A Câmara Municipal de Divinópolis aprovou, nesta terça-feira (5), o Projeto de Lei nº 069/2025, de autoria do vereador Matheus Dias, que permite a utilização da Bíblia Sagrada como recurso paradidático nas escolas públicas e particulares do município. A proposta foi aprovada por 12 votos favoráveis e tem como objetivo contribuir com o ensino de conteúdos culturais, históricos, geográficos e arqueológicos a partir da leitura bíblica.

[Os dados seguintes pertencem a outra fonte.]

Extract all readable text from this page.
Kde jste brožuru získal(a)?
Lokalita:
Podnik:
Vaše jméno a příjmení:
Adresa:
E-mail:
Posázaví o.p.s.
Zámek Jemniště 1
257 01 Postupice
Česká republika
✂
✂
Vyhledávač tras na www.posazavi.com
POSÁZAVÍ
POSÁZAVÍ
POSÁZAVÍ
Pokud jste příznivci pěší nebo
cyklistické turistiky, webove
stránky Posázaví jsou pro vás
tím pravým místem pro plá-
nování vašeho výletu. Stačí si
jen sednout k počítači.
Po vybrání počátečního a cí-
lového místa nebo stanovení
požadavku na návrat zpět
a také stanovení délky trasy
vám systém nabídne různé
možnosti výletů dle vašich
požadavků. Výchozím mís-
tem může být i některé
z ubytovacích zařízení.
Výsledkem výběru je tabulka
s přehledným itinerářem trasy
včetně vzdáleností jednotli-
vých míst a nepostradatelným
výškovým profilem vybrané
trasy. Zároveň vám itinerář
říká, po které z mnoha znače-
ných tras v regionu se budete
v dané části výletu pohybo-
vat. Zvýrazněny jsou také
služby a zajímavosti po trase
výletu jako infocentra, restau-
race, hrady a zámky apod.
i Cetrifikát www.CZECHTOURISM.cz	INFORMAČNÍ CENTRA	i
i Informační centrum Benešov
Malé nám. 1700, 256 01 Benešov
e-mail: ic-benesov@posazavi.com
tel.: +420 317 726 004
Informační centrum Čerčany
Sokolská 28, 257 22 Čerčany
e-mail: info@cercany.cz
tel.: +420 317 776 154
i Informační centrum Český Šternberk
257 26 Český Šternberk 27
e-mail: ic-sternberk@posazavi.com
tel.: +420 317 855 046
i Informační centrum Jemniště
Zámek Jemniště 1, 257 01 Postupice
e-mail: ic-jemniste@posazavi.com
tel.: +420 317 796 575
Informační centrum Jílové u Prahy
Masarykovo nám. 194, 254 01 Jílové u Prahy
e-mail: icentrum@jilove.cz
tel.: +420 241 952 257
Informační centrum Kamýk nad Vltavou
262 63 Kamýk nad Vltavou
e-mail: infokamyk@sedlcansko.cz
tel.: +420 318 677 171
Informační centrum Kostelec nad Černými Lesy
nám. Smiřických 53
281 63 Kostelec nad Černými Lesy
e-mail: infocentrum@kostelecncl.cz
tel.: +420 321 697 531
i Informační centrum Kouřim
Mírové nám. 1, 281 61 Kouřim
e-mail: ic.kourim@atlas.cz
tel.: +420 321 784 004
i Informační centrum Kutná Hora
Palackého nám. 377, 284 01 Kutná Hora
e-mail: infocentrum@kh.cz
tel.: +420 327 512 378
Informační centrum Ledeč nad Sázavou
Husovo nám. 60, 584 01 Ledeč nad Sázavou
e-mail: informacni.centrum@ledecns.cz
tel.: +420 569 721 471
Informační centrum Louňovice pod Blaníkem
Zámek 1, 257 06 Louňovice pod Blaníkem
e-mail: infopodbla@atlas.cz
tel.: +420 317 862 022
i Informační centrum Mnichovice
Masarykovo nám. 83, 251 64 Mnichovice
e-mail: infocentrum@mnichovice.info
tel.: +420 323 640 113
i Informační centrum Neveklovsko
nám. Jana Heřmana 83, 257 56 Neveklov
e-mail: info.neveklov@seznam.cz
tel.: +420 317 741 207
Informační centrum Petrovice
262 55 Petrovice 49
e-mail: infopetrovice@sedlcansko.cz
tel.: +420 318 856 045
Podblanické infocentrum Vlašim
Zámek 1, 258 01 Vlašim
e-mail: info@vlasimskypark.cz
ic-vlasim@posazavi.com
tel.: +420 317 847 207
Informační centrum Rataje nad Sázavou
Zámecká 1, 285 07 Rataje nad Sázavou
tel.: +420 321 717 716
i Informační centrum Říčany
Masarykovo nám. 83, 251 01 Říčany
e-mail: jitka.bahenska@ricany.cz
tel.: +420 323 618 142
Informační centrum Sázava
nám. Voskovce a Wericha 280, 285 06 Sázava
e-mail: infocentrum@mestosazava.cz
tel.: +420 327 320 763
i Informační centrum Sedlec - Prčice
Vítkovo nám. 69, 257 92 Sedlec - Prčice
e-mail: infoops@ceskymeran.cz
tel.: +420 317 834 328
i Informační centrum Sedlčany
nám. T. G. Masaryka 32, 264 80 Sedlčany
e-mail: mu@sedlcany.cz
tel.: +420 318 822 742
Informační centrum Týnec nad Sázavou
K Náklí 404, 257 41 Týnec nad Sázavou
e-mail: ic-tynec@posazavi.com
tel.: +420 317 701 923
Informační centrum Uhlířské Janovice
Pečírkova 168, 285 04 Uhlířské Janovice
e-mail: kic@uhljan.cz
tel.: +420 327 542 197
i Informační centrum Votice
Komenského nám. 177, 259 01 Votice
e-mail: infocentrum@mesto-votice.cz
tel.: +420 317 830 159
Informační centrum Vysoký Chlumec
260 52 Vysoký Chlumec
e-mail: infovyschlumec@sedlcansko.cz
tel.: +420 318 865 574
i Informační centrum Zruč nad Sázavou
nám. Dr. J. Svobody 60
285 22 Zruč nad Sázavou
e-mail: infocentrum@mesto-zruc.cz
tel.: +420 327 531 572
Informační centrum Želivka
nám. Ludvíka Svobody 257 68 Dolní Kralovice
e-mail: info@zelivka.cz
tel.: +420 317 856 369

Antes da votação do projeto principal, os parlamentares analisaram a Emenda Modificativa nº 029/2025, de autoria da vereadora Kell Silva, que propunha a inclusão de outros textos religiosos no escopo da lei. A emenda buscava garantir que não apenas a Bíblia Cristã fosse usada em sala de aula, mas também livros como a Torá (judaísmo), o Alcorão (islamismo), o Livro dos Espíritos (espiritismo), os Vedas (hinduísmo), os Tripitaka (budismo), o Guru Granth Sahib (sikhismo), o Livro de Mórmon (mormonismo), além de rezas e cantos tradicionais de religiões de matriz africana e saberes indígenas.
Segundo Kell, a emenda visava promover o pluralismo religioso e reconhecer a diversidade cultural existente na sociedade. “Se a Bíblia Sagrada pode ser utilizada como material paradidático, nada impede que outros textos religiosos, com seus valores históricos e culturais, também o sejam”, justificou.
Contudo, a proposta de modificação foi rejeitada por 10 votos contrários, o que manteve o texto original do projeto sem alterações.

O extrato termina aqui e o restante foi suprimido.